Наконец 30 апреля объявили о смерти Гитлера. «Славное поражение» было достигнуто, но как бесславно оно выглядело в действительности! Всемогущий фюрер и его возлюбленная отравились или застрелились, чтобы улизнуть от ответственности за неисчислимые, тщательно спланированные преступления. Их трупы были затем политы бензином и сожжены. Геббельс с женой умертвили всех своих невинных детей и последовали трусливому примеру Гитлера.
После того как был разожжен огонь во всем мире, главные действующие лица сотворенного зла ушли, предоставив самой себе опустошённую, растерзанную Германию.
Между тем Советы добили Берлин железным кулаком. Мы слышали, что отчаявшиеся жители, гонимые, как крысы, пытались скрыться в развалинах и в подземельях метро. Но бомбы разорвали главные водопроводные трубы, и переполненные подземные туннели были затоплены, и опять погибли тысячи людей.
Изнасилования и убийства приняли апокалипсические размеры.
Для моих родителей эта варварская лютость была непонятна: в 1815 году, когда русская армия вошла в Париж и расположилась на Елисейских Полях, любопытные жители беспрепятственно ходили между казачьими палатками. Конечно, случались и тогда отдельные злоупотребления, но никогда в прежних войнах не доходило до такого размаха безнаказанной жестокости.
Мы, как и прежде, были глубоко обеспокоены судьбой Вены, которая 13 апреля попала в руки русских. Многие из наших друзей, должно быть, оказались под властью Советов, среди них и Мисси. Мы были как на горячих углях и пытались получить точные сведения.

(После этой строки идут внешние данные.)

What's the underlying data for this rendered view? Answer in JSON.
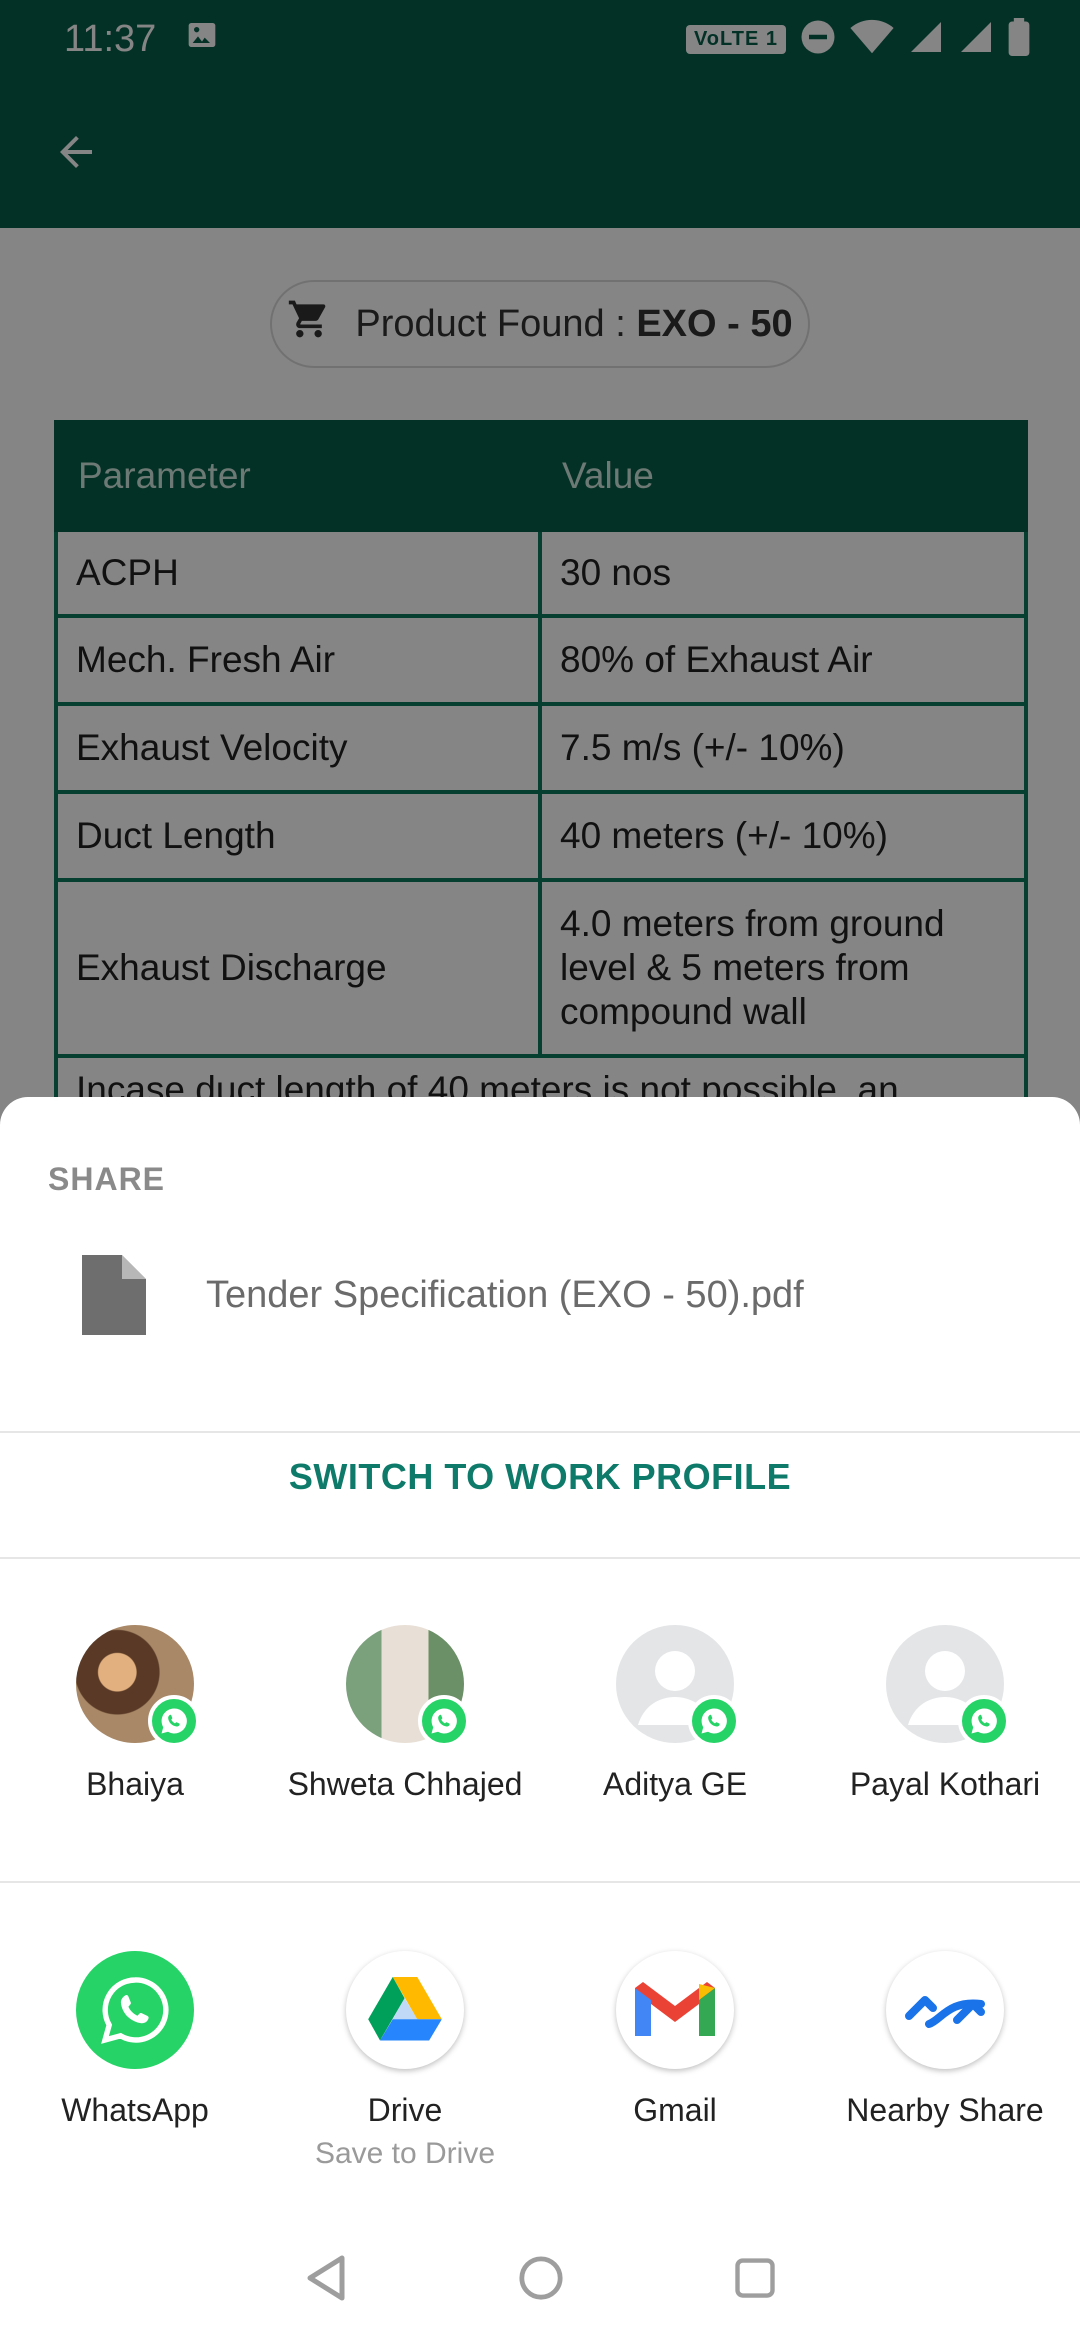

Как же выглядело всё на Западе?
7 марта американцы перешли Рейн у Ремагена. Это означало, что Йоганнисберг и люди там были в более надёжном положении, чем если бы главный удар фронта проходил через Майнц. Раз американцы прорвали фронт, то можно было предположить, что положение населения там было не столь уж плохим. Так, оказалось, что совет Павла – не эвакуироваться, – данный Лабонте, был правильным.